Why is pre-eclampsia so hard to diagnose?
“The clinical challenge is that so many disorders in pregnancy look alike,” Aagaard says. If a patient comes in with elevated blood pressure, they may have worsening chronic hypertension, which is a stable condition that can be safely treated with blood pressure medication, or they may have developed pre-eclampsia, which can get progressively worse very fast and can only be cured by delivery.
As Aagaard notes, there was a study published last year, called the CHAP trial, which found that treating women with chronic hypertension to reach a goal blood pressure of less than 140/90 resulted in better outcomes for both the mother and baby.
This new blood test for pre-eclampsia offers a way to help differentiate patients with chronic hypertension from patients who are developing pre-eclampsia, while the CHAP trial offers further guidance on what the best strategy is for managing patients with chronic hypertension. “Within a span of a year, we’ve got two new tools in our toolbox, that we desperately needed to help pregnant folks,” Aagard says.
How does this test work?
This test looks at the ratio of two proteins, called sFLT-1 and PlGF, which are involved in the formation of blood vessels connecting the placenta to the uterine wall. Patients who had a ratio of sFLT-1:PlGF that was above 40 were at a higher risk of developing pre-eclampsia with severe features within the next two weeks, while patients that had a ratio less than 40 were not.
Of the patients who had a ratio above 40, they had a 59 percent of developing pre-eclampsia with severe features, which required delivery, within two weeks. Of the patients that had a ratio of less than 40, 94 percent of them did not develop pre-eclampsia with severe features within two weeks. These results were found to be consistent in multiple hospital settings across the country, and within a diverse group of study participants. “We found a very sweet spot on this cut off of less than 40, greater than 40,” Aagaard says.
For clinicians, this test can help them better predict who will be at a high risk in the next two weeks, while it also gives them a high level of confidence as to which patients are unlikely to develop severe complications. “The most important thing that this test does is help us identify who is at a low risk,” Raghuraman says.
As experts caution, this was a study that looked at patients who were hospitalized.
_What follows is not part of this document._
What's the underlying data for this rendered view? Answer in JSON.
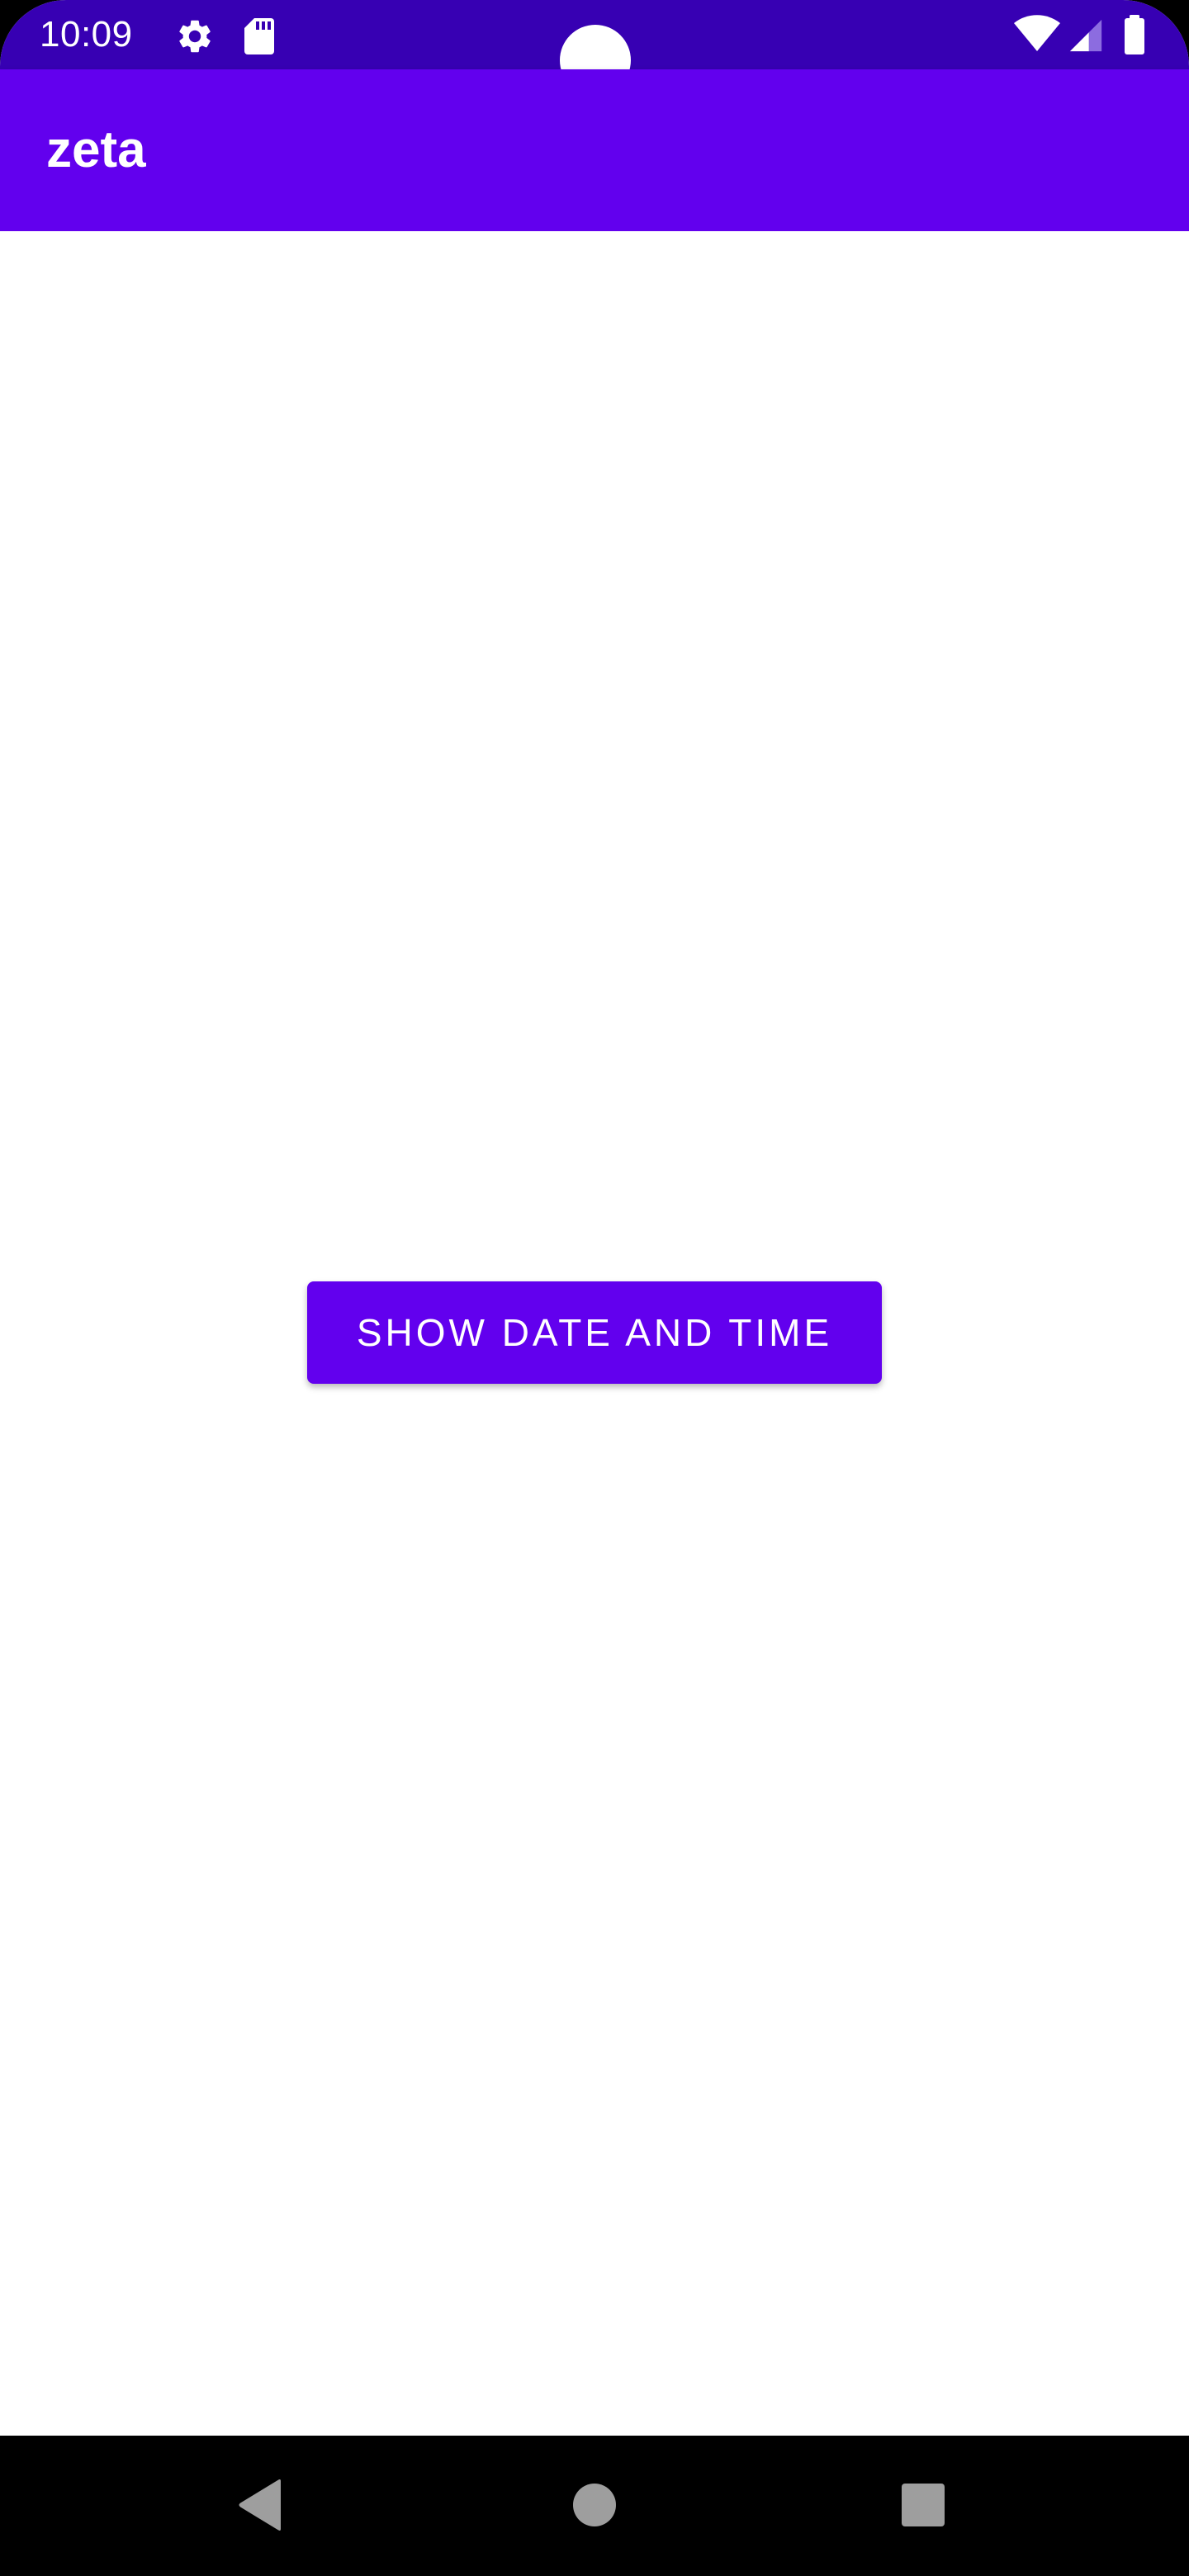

Clinicians still aren’t sure how this test will be used in an outpatient setting. Understanding how it can be applied in other contexts will require more follow-up research.
Who will benefit from this test?
As Aagaard notes, there are three main groups of patients that stand to benefit from this test. The first group are the patients without chronic hypertension, for whom this test can help predict if they will develop severe complications within the next two weeks.
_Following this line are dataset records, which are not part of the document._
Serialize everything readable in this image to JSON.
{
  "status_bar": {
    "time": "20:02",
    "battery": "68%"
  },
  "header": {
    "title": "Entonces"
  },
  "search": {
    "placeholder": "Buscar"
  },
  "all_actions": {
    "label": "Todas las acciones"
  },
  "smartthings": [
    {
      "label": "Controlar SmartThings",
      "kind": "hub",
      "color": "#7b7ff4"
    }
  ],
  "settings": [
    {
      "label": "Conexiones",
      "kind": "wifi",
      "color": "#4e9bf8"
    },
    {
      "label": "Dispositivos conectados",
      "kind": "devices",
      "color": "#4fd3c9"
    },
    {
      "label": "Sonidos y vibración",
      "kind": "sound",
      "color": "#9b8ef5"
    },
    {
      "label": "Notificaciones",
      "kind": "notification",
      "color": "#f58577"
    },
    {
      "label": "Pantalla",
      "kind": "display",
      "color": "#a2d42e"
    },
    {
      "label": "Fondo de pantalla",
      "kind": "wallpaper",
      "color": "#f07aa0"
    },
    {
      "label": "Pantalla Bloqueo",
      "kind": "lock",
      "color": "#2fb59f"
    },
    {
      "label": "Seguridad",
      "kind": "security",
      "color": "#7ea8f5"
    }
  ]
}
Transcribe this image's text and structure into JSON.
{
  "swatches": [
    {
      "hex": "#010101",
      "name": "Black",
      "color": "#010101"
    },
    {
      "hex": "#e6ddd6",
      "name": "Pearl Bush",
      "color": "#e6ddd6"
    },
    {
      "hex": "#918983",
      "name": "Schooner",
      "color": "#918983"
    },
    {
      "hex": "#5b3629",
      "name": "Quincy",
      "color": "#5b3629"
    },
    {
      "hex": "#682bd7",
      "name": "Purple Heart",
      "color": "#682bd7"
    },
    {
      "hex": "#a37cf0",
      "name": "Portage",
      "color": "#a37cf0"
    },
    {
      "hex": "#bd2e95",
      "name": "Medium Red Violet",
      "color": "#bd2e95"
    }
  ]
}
The second group are the patients with chronic hypertension, for whom clinicians are having a hard time separating out whether they have also developed pre-eclampsia in addition to their pre-existing hypertension. If the test comes back negative, clinicians can be confident they are not at a high risk for severe complications, and “because of the CHAP trial, we know that giving them more blood pressure medicine is the right answer,” Aagard says.
The third group are the patients who tested positive on the test but did not develop severe complications from pre-eclampsia. As it turned out, of the 93 patients who fit into this category, 53 of them ended up having other complications relating to blood flow, such as growth restriction, that also precipitated an early delivery, which suggests this test may have some additional predictive abilities. “This was really, really valuable for us,” Aagaard says.